DiffGen: Robot Demonstration Generation via Differentiable Physics Simulation, Differentiable Rendering, and Vision-Language Model
This addresses the need for scalable robot data generation in robotics, offering an automatic alternative to labor-intensive reward design methods.
The paper tackles the problem of generating robot demonstrations efficiently by proposing DiffGen, a framework that integrates differentiable physics simulation, differentiable rendering, and a vision-language model to automatically produce realistic demonstrations from natural language instructions, resulting in minimal human effort or training time.

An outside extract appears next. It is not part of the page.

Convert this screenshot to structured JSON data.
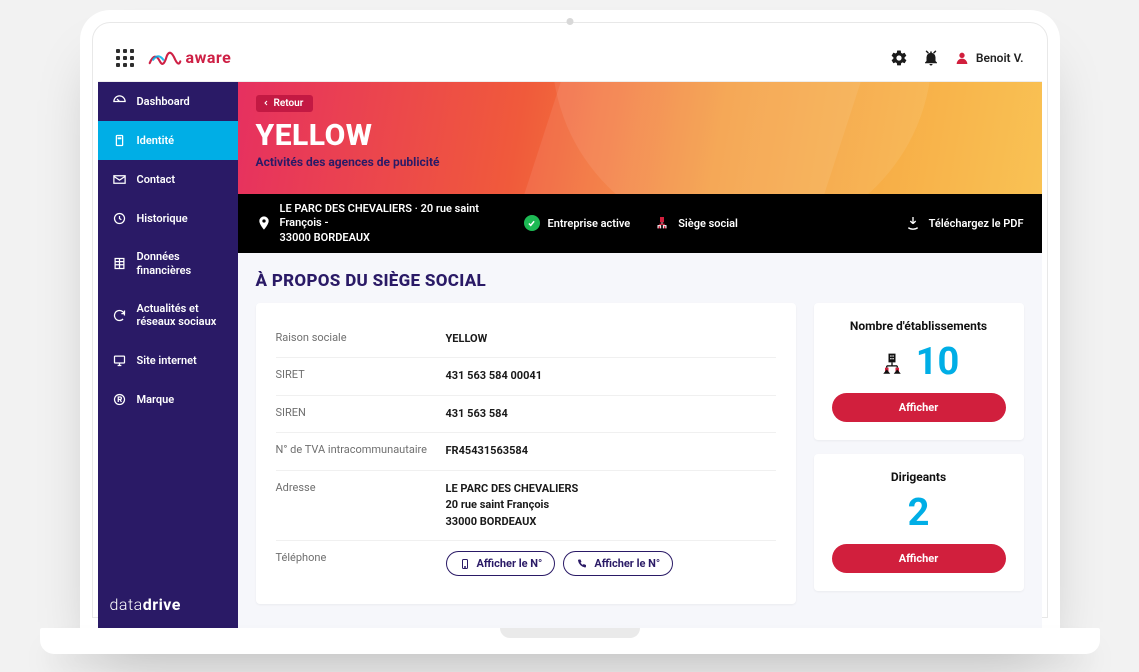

Generating robot demonstrations through simulation is widely recognized as an effective way to scale up robot data. Previous work often trained reinforcement learning agents to generate expert policies, but this approach lacks sample efficiency. Recently, a line of work has attempted to generate robot demonstrations via differentiable simulation, which is promising but heavily relies on reward design, a labor-intensive process. In this paper, we propose DiffGen, a novel framework that integrates differentiable physics simulation, differentiable rendering, and a vision-language model to enable automatic and efficient generation of robot demonstrations. Given a simulated robot manipulation scenario and a natural language instruction, DiffGen can generate realistic robot demonstrations by minimizing the distance between the embedding of the language instruction and the embedding of the simulated observation after manipulation. The embeddings are obtained from the vision-language model, and the optimization is achieved by calculating and descending gradients through the differentiable simulation, differentiable rendering, and vision-language model components, thereby accomplishing the specified task. Experiments demonstrate that with DiffGen, we could efficiently and effectively generate robot data with minimal human effort or training time.